In Hong Kong, a group created to promote the use of Cantonese was pushed to close, after authorities raided its founder’s family home last week.
To justify the move, the government cited a controversial national security law and asked the foundation to remove all traces of a fictional three-year-old short story.
The raid has been viewed as another blast on freedom of expression in Hong Kong.
The story (written as an essay) explores the narrative of a man who emigrated from Hong Kong to the UK with his parents in 2020 – the year the national security law was imposed. After the death of his parents in 2050, the man visits Hong Kong, only to find the city’s history washed away by authoritarian rule.
The article ends with the phrase, “The struggle of man against power is the struggle of memory against forgetting,” which was written by the late Czech novelist Milan Kundera. Kundera’s large body of work is often critical of Czechoslovak communism.

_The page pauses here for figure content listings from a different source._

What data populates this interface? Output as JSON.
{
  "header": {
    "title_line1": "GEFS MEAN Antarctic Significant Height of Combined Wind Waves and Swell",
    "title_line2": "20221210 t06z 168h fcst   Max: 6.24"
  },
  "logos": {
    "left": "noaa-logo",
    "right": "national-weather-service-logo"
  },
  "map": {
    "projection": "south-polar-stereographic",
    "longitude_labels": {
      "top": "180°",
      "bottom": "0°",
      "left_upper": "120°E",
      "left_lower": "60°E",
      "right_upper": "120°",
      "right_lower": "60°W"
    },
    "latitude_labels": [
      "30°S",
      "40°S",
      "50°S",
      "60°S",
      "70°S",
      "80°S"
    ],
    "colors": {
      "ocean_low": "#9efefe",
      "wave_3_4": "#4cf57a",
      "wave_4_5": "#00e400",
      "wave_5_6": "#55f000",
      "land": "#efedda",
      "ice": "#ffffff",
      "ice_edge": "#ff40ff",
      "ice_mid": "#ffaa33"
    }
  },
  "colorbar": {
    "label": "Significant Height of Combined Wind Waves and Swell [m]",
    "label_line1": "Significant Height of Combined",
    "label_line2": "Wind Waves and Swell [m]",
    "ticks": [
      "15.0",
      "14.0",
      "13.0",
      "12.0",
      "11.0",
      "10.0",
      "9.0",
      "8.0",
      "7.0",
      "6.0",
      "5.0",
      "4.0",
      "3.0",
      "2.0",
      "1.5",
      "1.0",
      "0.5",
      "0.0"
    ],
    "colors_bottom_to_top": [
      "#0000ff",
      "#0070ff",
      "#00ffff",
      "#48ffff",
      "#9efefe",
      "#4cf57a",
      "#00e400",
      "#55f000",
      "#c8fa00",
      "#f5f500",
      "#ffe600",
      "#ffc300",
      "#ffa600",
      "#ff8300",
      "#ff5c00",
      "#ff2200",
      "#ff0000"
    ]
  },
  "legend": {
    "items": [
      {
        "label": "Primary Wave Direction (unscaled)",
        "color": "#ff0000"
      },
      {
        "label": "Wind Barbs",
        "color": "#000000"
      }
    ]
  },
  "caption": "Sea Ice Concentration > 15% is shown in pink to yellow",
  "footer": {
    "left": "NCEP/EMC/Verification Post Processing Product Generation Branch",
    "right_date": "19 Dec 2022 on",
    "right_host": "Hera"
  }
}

Speaking to the BBC, The Hong Kong Language Learning Association’s founder Andrew Chan said that he decided to cease operations at the organization upon gaining legal advice.
“My biggest concern is the safety of my family members and friends in Hong Kong. I found out that if I did not shut down the organization, they could keep using the materials online, and harass the people I care about,” he said. Mr Chan is 28 and teaches Chinese and Cantonese online.
Cantonese is spoken by an overwhelming majority of people in the city, in addition to the Guangdong province in China.
Mr Chan founded the Hong Kong Language Learning Association with a mission and ethos of protecting “language rights of the Hong Kong people”.
Tensions between Hong Kong and mainland China have commonly arisen around language, identity, and differences in political convictions.